Questions clés auxquelles le rapport répond
Quelle est la valeur actuelle du marché des capteurs militaires ?
La taille du marché des capteurs militaires s'élève à 13,04 milliards USD en 2026 et devrait atteindre 17,35 milliards USD d'ici 2031, ce qui représente un TCAC de 5,89 %.
Quel type de capteur détient la plus grande part de marché ?

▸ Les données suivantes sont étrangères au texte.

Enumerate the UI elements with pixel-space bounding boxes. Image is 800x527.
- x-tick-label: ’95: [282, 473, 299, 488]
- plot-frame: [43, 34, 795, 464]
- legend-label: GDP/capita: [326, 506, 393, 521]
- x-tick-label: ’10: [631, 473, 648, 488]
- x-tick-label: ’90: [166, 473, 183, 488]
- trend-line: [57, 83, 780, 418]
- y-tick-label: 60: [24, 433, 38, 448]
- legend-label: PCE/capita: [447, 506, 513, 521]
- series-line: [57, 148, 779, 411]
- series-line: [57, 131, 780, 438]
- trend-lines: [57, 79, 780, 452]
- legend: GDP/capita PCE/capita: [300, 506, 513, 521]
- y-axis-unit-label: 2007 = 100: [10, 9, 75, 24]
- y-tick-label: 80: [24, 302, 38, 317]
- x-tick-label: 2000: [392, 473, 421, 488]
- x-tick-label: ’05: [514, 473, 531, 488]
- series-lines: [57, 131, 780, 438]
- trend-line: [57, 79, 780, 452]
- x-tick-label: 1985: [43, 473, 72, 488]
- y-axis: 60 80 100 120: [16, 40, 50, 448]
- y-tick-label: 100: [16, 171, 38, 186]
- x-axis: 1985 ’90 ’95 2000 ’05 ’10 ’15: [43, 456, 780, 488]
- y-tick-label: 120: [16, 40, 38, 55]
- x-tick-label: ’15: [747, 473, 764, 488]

Les systèmes radar dominent avec 39,10 % de la part de marché des capteurs militaires en 2025, grâce à leurs performances longue portée et tous temps.
Quel segment de plateforme connaît la croissance la plus rapide ?
Les plateformes aéroportées, notamment les charges utiles de drones, enregistrent le TCAC le plus élevé de 7,05 % tandis que les armées transfèrent les missions de surveillance vers des systèmes sans pilote.
Pourquoi l'Asie-Pacifique est-elle la région à la croissance la plus rapide ?
Les programmes de modernisation régionaux et les tensions frontalières accrues propulsent l'Asie-Pacifique à un TCAC de 5,41 %, soutenu par les achats de capteurs de la Chine et de l'Inde.
Comment les technologies d'IA et quantiques transforment-elles les capteurs militaires ?
L'IA permet la fusion de capteurs en temps réel et la maintenance prédictive, tandis que les dispositifs quantiques promettent une navigation sans GPS et une détection ultra-sensible, reconfigurant les stratégies d'approvisionnement futures.
Quelles sont les principales contraintes à la croissance du marché ?
Les coûts d'acquisition et de cycle de vie élevés ainsi que les réglementations strictes de contrôle des exportations ralentissent l'adoption, en particulier parmi les budgets de défense plus modestes et les collaborations transfrontalières.